Monday, April 16, 2012

Updates on Afghanistan attacks by the Taliban , still no word from Karzai ?


Heavy Kabul Fighting Moves Into Second Day

NATO Copter Attacks Reported as Taliban Strikes Continue

by Jason Ditz, April 15, 2012
NATO’s initially shrugged off the coordinated Sunday attacks by Taliban fighters in Kabul, but the assessment appears to have been premature, as heavy fighting continued into Monday morning on the streets of the Afghan capital, with no end in sight.
And NATO’s claims that the Afghan government were handling the situation on their own appear to have gone out the window as well, with reports of NATO attack helicopters doing strafing runs near the British and German embassies.
The attacks have been targeting embassies, government offices and military bases across the capital, and nearly every heavily defended site in the capital getting hit at some point over the last 24 hours.
Officials have repeatedly claimed that the fighting is over, but every claim is followed up by more reports of gunfire, and the latest reports have fighting around the Western embassies as well as near the presidential palace and the parliament.
The overall death toll from the attacks is entirely unclear, with reports from early Sunday evening putting it at 19 dead and dozens wounded. The figure has undoubtedly risen in the intense fighting since then.
Following up on coordinated attacks last Monday, this week’s are among the biggest in the 11-year history of the war, and are pointing to a spring escalation even bigger than usual.
and...

http://www.guardian.co.uk/world/2012/apr/16/afghanistan-attacks-kabul-subsided

Attacks in Afghan capital have subsided, say officials

Heavy fighting in Kabul has ended after 18 hours of gunfire, according to government officials and police
A NATO helicopter flies over the site of an attack in Jalalabad province, Kabul
A Nato helicopter flies over the site of an attack in Jalalabad province, Kabul.
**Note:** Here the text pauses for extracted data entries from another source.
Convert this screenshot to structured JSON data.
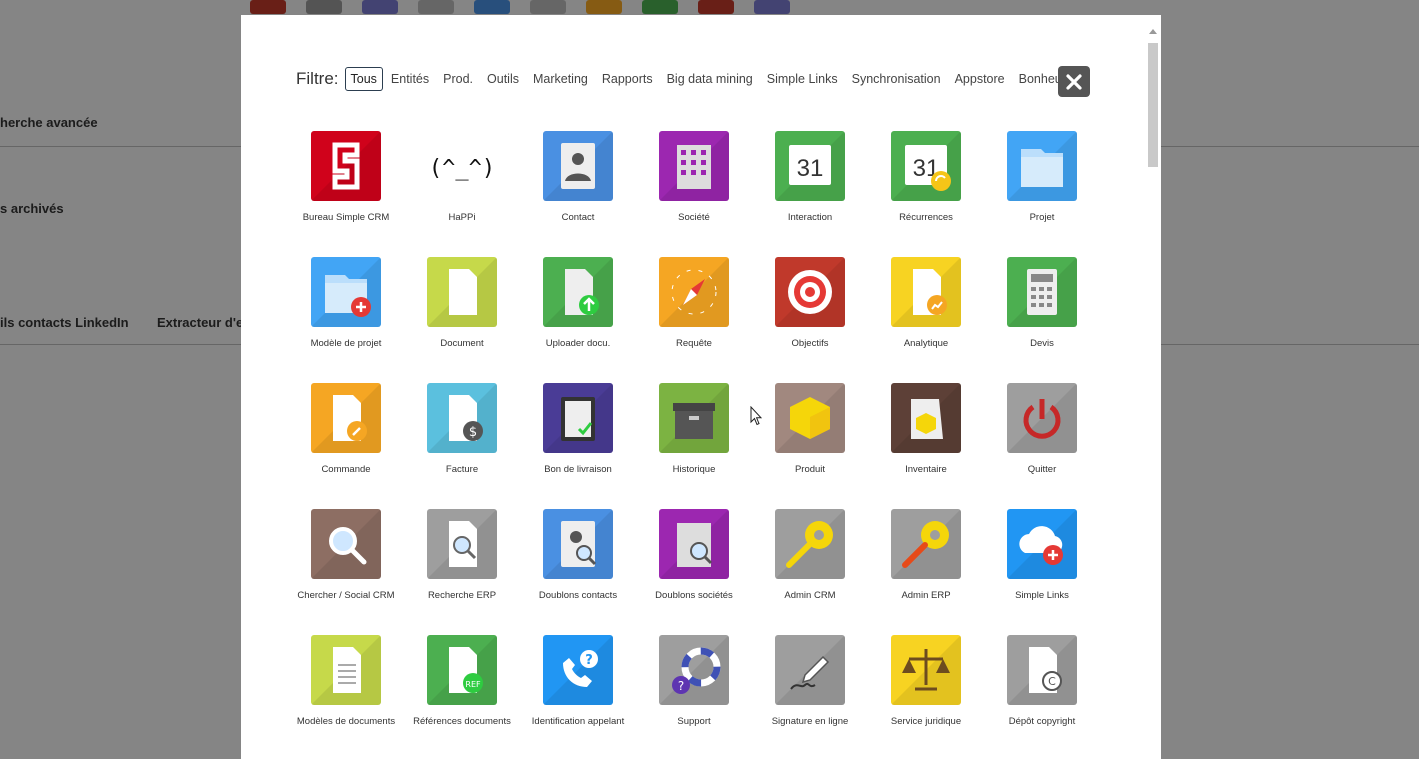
{
  "background": {
    "texts": [
      "herche avancée",
      "s archivés",
      "ils contacts LinkedIn",
      "Extracteur d'e"
    ]
  },
  "filter": {
    "label": "Filtre:",
    "items": [
      "Tous",
      "Entités",
      "Prod.",
      "Outils",
      "Marketing",
      "Rapports",
      "Big data mining",
      "Simple Links",
      "Synchronisation",
      "Appstore",
      "Bonheur"
    ],
    "active": "Tous"
  },
  "close_icon": "close-icon",
  "tiles": [
    {
      "label": "Bureau Simple CRM",
      "icon": "simple-crm-logo-icon",
      "color": "#d0021b"
    },
    {
      "label": "HaPPi",
      "icon": "happi-face-icon",
      "color": "#ffffff"
    },
    {
      "label": "Contact",
      "icon": "contact-card-icon",
      "color": "#4a90e2"
    },
    {
      "label": "Société",
      "icon": "building-icon",
      "color": "#9c27b0"
    },
    {
      "label": "Interaction",
      "icon": "calendar-icon",
      "color": "#4caf50"
    },
    {
      "label": "Récurrences",
      "icon": "calendar-recurring-icon",
      "color": "#4caf50"
    },
    {
      "label": "Projet",
      "icon": "folder-icon",
      "color": "#42a5f5"
    },
    {
      "label": "Modèle de projet",
      "icon": "folder-add-icon",
      "color": "#42a5f5"
    },
    {
      "label": "Document",
      "icon": "document-icon",
      "color": "#c6d94a"
    },
    {
      "label": "Uploader docu.",
      "icon": "document-upload-icon",
      "color": "#4caf50"
    },
    {
      "label": "Requête",
      "icon": "compass-icon",
      "color": "#f5a623"
    },
    {
      "label": "Objectifs",
      "icon": "target-icon",
      "color": "#c0392b"
    },
    {
      "label": "Analytique",
      "icon": "analytics-document-icon",
      "color": "#f7d322"
    },
    {
      "label": "Devis",
      "icon": "calculator-icon",
      "color": "#4caf50"
    },
    {
      "label": "Commande",
      "icon": "order-document-icon",
      "color": "#f5a623"
    },
    {
      "label": "Facture",
      "icon": "invoice-icon",
      "color": "#5bc0de"
    },
    {
      "label": "Bon de livraison",
      "icon": "clipboard-check-icon",
      "color": "#4a3c96"
    },
    {
      "label": "Historique",
      "icon": "archive-box-icon",
      "color": "#7cb342"
    },
    {
      "label": "Produit",
      "icon": "product-cube-icon",
      "color": "#a1887f"
    },
    {
      "label": "Inventaire",
      "icon": "inventory-icon",
      "color": "#5d4037"
    },
    {
      "label": "Quitter",
      "icon": "power-icon",
      "color": "#9e9e9e"
    },
    {
      "label": "Chercher / Social CRM",
      "icon": "search-icon",
      "color": "#8d6e63"
    },
    {
      "label": "Recherche ERP",
      "icon": "search-document-icon",
      "color": "#9e9e9e"
    },
    {
      "label": "Doublons contacts",
      "icon": "duplicate-contacts-icon",
      "color": "#4a90e2"
    },
    {
      "label": "Doublons sociétés",
      "icon": "duplicate-companies-icon",
      "color": "#9c27b0"
    },
    {
      "label": "Admin CRM",
      "icon": "gear-wrench-icon",
      "color": "#9e9e9e"
    },
    {
      "label": "Admin ERP",
      "icon": "gear-wrench-red-icon",
      "color": "#9e9e9e"
    },
    {
      "label": "Simple Links",
      "icon": "cloud-add-icon",
      "color": "#2196f3"
    },
    {
      "label": "Modèles de documents",
      "icon": "document-template-icon",
      "color": "#c6d94a"
    },
    {
      "label": "Références documents",
      "icon": "document-ref-icon",
      "color": "#4caf50"
    },
    {
      "label": "Identification appelant",
      "icon": "phone-question-icon",
      "color": "#2196f3"
    },
    {
      "label": "Support",
      "icon": "lifebuoy-icon",
      "color": "#9e9e9e"
    },
    {
      "label": "Signature en ligne",
      "icon": "pen-signature-icon",
      "color": "#9e9e9e"
    },
    {
      "label": "Service juridique",
      "icon": "scales-icon",
      "color": "#f7d322"
    },
    {
      "label": "Dépôt copyright",
      "icon": "copyright-document-icon",
      "color": "#9e9e9e"
    }
  ]
}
Photograph: Parwiz/Reuters
Heavy street fighting between militants and security forces in the centre of the Afghan capital, Kabul, has ended after 18 hours of intense gunfire, rocket attacks and explosions, police and government officials said.

Battles that broke out at midday on Sunday gripped the capital's central districts through the night, with explosions and gunfire lighting up alleys and surrounding streets.
"The latest information we have about the Afghan parliament area is that the attack is over now and the only insurgent who was resisting has been killed," said the Kabul police chief's spokesman, Hashmatullah Stanikzai.
Militants were still resisting security forces at the parliament in the west of the city on Monday. At daybreak, security forces flushed out militants holed up near embassies in the heavily guarded diplomatic area.
Nato helicopters had launched strafing attack runs on gunmen hiding in a construction site overlooking the Nato headquarters and several embassies, including the British and German missions.
Elite soldiers scaled scaffolding to outflank the insurgents, who appeared to have dug them themselves in on the second floor from the top of the construction site. Bullets ricocheted off walls, sending up clouds of brick dust.
"I could not sleep because of all this gunfire now. It's been the whole night," said local resident Hamdullah.
The assault by the insurgents, which began with attacks on embassies, a supermarket, a hotel and the parliament, is one of the most serious on the capital since US-backed Afghan forces removed the Taliban from power in 2001.
The Taliban said in a statement that heavy gun battles were continuing in Logar province.
The attacks highlighted the ability of militants to strike the diplomatic zone of the city even after more than 10 years of war.
The interior ministry said 19 insurgents, including suicide bombers, had died in the attacks in Kabul and in at least three provinces, and two were captured. Fourteen police officers and nine civilians were wounded.
The Taliban claimed responsibility for the attacks, but officials said the Haqqanis, a network of tribal militants who live along the Pakistan-Afghanistan border, were likely to have been involved.
"My guess, based on previous experience here, is this is a set of Haqqani network operations out of north Waziristan and the Pakistani tribal areas," the US ambassador, Ryan Crocker, told CNN.
"Frankly I don't think the Taliban is good enough."
The attacks were another election-year setback in Afghanistan for the US president, Barack Obama, who wants to present the campaign against the Taliban as a success before the departure of most foreign combat troops by the end of 2014.
"These attacks are the beginning of the spring offensive and we had planned them for months," Taliban spokesman Zabihullah Mujahid told Reuters.
He said the onslaught was revenge for a series of incidents involving American troops in Afghanistan - including the burning of Qu'rans at a Nato base and the massacre of 17 civilians by a US soldier - and vowed that there would be more such attacks.
The Taliban said on Sunday the main targets were the German and British embassies and the headquarters of the Nato-led force. Several Afghan members of parliament joined security forces repelling attackers from a roof near the parliament.
The attacks in Kabul came a month before a Nato summit at which the US and its allies are supposed to be putting the finishing touches on plans for the transition to Afghan security control, and days before a meeting of defence and foreign ministers in Brussels to prepare for the alliance's summit in Chicago.
They also come in the runup to western forces leaving Afghanistan under a plan to hand over responsibilities to the Afghan forces by 2014.
Afghan security forces apparently failed to learn lessons from a similar operation in Kabul last September, when insurgents entered construction sites to use them as positions for rocket and gun attacks.
On Sunday, insurgents entered a multi-storey construction site overlooking the diplomatic triangle and behind a supermarket. There they unleashed rocket-propelled grenades and gunfire, protected from the view of security forces by green protective netting wrapped around the skeleton of the building.
Hours earlier in neighbouring Pakistan, dozens of Islamist militants had stormed a prison overnight and freed nearly 400 inmates, including one on death row for trying to assassinate former president Pervez Musharraf.